Ostensibly an attempt to show moviegoers what it’s like to spend most of one’s time in a wheelchair, Reid Davenport’s I Didn’t See You There is a debut doc that may only succeed with viewers who already know him and the disability-focused shorts he’s been making for years.
Viewed on its own, it communicates much less than its maker seems to intend, hovering in a not-very-satisfying zone between advocacy doc, first-person impressionism, and (very) tentative essay film about the world’s tendency to view difference as freakishness. Though it’s easy to sympathize with the struggles shown here, and some communities are likely to celebrate it, the film is very unlikely to reach far beyond those communities to change the mainstream attitudes Davenport objects to.
I Didn’t See You There
A mixed bag.
A slow-paced introductory scene suggests one straightforward path the film might’ve taken: We’re riding a commuter train with Davenport and, while other passengers exit toward the ground level easily, we slog through the long trek to inconveniently placed elevators. As the film progresses we’ll deal with clueless pedestrians, car owners who inconsiderately block curb cuts, the blight of rental scooters, and an especially irksome barrier blocking the ramp to Davenport’s own apartment.
But these are infrequent enough that they could easily be condensed into a short film that might well find lots of exposure online. Here, they get less screen time than other material that barely speaks to the sentiments Davenport wants to share. For much of the time we’re in the chair with him, the director points his camera at brick walls he’s passing, chain-link fences, or the ground.
“All of the footage in the film is shot by me from my literal point-of-view,” he says in press notes. But that’s not true in the sense of seeing what he’s looking at. We’re simply closer to his elevation, moving as quickly or slowly as he does. Once or twice (as with a sped-up look at the sidewalk beneath him), these chunks of footage approach an enjoyable, Brakhage-like abstraction. But on the other end of the spectrum (and far more plentiful) are scenes like a 54-second shot of flypaper.
The film tells us at the start that it wants to convey how its maker sees the world without putting that maker on display. A couple of scenes hint at Davenport’s discomfort with interest strangers show in him. Gathered together, their attempts at helpfulness clearly feel intrusive to a man who’s capable of opening doors, getting his wheelchair onto a public bus and finding his way around town.
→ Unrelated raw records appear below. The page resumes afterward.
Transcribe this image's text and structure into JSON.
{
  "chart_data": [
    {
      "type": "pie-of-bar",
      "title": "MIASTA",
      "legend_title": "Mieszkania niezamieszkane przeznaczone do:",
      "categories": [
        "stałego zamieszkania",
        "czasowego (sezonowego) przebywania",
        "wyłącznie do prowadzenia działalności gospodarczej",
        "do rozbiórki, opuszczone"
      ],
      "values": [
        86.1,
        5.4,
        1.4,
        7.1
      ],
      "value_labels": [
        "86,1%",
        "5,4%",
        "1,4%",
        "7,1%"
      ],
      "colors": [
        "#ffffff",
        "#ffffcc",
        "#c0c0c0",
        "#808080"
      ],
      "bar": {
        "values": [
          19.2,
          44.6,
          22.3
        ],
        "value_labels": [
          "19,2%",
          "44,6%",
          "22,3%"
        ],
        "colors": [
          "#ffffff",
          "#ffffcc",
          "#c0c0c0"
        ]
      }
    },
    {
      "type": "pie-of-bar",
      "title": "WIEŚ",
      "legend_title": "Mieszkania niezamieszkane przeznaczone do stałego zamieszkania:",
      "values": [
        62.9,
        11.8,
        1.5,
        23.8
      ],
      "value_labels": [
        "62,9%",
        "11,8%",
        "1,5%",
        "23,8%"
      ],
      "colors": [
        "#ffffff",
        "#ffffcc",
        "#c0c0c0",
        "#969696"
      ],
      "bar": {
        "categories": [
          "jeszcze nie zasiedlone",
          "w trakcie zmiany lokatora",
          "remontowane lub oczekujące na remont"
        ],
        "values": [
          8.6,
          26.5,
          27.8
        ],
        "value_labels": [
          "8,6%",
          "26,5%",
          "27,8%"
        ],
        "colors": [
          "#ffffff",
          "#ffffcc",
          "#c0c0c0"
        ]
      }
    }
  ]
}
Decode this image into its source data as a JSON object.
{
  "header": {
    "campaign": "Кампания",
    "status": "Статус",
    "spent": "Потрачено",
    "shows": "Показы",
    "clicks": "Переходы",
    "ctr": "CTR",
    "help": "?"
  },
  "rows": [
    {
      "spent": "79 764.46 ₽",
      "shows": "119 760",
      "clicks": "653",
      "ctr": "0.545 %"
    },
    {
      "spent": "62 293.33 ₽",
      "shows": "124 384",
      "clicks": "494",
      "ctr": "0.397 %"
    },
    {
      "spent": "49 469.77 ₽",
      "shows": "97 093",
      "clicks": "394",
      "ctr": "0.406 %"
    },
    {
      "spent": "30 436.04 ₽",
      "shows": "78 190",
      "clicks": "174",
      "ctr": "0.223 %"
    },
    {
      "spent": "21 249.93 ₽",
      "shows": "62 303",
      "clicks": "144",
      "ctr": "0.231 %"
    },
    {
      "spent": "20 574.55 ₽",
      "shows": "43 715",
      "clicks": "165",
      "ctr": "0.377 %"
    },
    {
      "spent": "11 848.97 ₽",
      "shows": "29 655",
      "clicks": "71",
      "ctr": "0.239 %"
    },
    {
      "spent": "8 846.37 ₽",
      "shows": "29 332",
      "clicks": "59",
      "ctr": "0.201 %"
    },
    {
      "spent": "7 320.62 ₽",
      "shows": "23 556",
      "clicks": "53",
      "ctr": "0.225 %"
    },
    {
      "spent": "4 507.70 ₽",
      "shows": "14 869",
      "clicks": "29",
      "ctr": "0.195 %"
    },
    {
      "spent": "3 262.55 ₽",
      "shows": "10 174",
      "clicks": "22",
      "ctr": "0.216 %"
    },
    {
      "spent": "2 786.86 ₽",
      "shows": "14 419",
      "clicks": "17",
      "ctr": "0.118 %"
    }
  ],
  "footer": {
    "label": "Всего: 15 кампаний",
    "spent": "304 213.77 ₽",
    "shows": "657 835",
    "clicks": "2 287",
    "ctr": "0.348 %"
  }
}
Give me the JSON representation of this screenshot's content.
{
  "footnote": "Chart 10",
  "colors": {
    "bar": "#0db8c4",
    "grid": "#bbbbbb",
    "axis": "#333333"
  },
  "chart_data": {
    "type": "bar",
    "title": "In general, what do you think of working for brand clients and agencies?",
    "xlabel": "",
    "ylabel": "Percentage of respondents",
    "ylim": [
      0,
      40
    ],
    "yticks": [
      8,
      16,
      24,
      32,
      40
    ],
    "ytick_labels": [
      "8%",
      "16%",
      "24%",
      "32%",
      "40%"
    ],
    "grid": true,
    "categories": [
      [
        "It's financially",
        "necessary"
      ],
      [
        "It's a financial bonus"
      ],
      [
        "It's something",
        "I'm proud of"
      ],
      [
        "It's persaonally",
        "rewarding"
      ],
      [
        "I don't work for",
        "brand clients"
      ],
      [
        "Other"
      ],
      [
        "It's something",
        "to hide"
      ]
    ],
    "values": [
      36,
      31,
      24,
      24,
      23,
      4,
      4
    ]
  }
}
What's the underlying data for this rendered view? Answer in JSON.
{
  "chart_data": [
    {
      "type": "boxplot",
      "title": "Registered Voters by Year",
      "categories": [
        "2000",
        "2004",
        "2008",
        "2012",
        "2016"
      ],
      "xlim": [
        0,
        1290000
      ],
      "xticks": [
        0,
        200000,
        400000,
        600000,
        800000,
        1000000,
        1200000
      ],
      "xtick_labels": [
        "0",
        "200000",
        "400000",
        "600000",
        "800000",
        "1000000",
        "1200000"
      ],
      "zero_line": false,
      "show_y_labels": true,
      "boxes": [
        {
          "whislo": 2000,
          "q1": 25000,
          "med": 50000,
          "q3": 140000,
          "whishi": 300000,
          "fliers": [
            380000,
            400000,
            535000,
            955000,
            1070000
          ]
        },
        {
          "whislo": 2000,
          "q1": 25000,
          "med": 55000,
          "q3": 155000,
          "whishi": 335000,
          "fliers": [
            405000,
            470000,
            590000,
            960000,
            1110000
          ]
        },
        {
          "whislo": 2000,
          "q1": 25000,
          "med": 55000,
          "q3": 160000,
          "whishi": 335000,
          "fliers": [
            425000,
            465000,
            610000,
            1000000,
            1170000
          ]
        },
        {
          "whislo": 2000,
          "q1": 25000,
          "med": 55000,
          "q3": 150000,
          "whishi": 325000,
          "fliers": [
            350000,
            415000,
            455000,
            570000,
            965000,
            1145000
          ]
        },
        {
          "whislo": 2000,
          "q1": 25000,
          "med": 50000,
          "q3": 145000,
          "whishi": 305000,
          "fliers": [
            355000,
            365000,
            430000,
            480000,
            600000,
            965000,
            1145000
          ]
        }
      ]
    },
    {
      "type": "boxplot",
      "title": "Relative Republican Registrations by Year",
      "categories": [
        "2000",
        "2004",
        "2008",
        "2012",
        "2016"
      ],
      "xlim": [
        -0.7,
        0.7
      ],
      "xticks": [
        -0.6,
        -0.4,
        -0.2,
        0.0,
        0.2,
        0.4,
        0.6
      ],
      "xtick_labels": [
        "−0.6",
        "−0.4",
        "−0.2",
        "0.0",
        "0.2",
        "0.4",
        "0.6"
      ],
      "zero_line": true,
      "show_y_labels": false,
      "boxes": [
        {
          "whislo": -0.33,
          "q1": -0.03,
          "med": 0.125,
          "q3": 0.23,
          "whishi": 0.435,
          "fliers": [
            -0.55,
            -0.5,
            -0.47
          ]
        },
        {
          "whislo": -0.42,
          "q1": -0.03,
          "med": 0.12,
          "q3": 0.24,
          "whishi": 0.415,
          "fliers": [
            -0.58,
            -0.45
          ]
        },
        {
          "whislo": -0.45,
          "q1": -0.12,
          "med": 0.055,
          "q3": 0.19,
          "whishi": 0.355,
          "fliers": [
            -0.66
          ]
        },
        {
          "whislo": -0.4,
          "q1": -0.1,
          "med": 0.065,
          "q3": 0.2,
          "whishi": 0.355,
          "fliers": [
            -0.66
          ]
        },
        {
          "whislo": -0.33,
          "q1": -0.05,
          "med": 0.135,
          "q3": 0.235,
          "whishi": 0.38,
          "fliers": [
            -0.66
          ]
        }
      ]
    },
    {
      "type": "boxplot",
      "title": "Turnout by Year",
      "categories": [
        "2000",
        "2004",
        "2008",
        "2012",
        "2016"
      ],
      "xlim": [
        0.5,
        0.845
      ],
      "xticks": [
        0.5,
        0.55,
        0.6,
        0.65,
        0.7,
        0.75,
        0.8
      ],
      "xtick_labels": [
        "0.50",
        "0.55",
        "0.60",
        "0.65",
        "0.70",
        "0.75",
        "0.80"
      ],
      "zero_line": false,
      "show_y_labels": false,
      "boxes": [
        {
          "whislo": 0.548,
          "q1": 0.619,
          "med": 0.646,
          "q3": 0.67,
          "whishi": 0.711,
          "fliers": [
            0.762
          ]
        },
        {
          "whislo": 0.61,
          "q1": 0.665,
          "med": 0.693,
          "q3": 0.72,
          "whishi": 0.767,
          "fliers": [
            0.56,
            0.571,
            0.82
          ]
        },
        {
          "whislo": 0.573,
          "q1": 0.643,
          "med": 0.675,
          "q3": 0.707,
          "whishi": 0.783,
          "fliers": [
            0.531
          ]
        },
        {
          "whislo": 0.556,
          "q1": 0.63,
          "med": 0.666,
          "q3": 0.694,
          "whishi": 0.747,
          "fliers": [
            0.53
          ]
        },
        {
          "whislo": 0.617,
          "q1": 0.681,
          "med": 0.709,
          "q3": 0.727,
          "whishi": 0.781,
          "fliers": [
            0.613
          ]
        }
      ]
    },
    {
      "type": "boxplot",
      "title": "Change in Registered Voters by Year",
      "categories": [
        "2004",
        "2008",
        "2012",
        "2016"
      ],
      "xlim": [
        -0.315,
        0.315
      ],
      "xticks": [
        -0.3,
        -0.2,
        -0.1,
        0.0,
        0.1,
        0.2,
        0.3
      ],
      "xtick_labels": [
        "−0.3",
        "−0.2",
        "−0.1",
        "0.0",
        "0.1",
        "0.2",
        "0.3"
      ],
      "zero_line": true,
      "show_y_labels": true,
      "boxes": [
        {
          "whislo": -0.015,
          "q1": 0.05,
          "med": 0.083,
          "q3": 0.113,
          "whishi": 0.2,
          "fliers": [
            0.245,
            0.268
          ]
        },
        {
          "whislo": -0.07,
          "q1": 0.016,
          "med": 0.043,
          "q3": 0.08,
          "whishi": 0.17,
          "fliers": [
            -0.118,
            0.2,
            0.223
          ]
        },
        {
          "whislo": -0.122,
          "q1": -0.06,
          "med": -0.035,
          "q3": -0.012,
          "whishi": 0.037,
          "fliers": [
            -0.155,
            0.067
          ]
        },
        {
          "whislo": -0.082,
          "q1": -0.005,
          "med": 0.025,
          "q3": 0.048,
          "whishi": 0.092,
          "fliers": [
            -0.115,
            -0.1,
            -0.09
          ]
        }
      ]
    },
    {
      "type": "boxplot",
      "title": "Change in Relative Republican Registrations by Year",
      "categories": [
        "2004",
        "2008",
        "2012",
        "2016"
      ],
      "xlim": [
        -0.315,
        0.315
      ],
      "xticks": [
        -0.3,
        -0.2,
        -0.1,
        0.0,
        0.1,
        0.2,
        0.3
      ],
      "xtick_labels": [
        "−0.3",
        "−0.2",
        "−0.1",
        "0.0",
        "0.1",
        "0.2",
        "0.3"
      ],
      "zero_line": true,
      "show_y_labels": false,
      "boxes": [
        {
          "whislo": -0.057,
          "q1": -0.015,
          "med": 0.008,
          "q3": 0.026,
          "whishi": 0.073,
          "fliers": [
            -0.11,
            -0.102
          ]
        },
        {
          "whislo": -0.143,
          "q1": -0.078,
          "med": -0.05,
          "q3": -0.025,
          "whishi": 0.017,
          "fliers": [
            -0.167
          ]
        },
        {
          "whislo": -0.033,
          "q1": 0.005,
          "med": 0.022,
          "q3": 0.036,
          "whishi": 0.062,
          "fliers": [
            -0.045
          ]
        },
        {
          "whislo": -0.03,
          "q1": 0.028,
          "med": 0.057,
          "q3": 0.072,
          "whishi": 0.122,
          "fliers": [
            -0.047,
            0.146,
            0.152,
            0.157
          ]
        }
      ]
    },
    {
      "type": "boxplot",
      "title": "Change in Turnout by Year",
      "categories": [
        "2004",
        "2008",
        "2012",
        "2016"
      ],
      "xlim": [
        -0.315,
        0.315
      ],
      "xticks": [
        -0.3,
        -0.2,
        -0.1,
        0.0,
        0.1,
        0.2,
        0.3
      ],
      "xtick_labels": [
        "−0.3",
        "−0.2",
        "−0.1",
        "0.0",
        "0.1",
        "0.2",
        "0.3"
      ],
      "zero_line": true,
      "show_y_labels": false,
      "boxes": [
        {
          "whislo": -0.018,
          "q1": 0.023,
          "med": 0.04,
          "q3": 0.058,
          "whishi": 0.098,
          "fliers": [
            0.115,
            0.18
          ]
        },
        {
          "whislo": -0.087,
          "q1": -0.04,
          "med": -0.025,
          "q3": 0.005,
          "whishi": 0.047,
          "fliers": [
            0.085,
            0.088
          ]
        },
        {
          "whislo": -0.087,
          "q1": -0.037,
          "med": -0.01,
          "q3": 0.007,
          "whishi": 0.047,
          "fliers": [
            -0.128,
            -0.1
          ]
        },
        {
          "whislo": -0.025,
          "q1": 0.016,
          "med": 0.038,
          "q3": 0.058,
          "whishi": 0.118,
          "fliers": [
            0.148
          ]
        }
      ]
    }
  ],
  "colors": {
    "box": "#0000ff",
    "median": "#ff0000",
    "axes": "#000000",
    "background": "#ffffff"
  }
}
Davenport tells us nearly nothing about who he is or what he does, beyond mentioning where he grew up and a vague statement about having moved to Oakland to become an artist. Late in the film we’ll eavesdrop on a conversation with his mother, in which he alludes to having been politicized a decade ago and expresses the hope that “this is my last personal film.” But the comments are too elliptical to tell newcomers much.
Davenport’s voiceover offers slightly more when it comes to the history of freak shows. A circus tent has been erected near his apartment, and he uses that as an occasion to muse on the history of paying conjoined twins, people with microcephaly, et cetera to let sideshow attendees gawk at them. That’s a subject worthy of exploration (not that it hasn’t been explored), but Davenport’s comments are largely superficial, and so scattered through the film that they feel like an unsuccessful attempt to make this project look deeper than it is.
Which is a shame, because there’s certainly room in the doc marketplace for more disability-centered films made by, rather than merely about, those with disabilities. Davenport’s press notes make it clear he’s offended by much of what people say about those who use wheelchairs to get around, and that he has objections even to much that is said or shown by people with only the best intentions. If he hopes to set things straight in a way that satisfies his standards while communicating with a broad audience, he may need to reconsider that bit about this being his last personal film.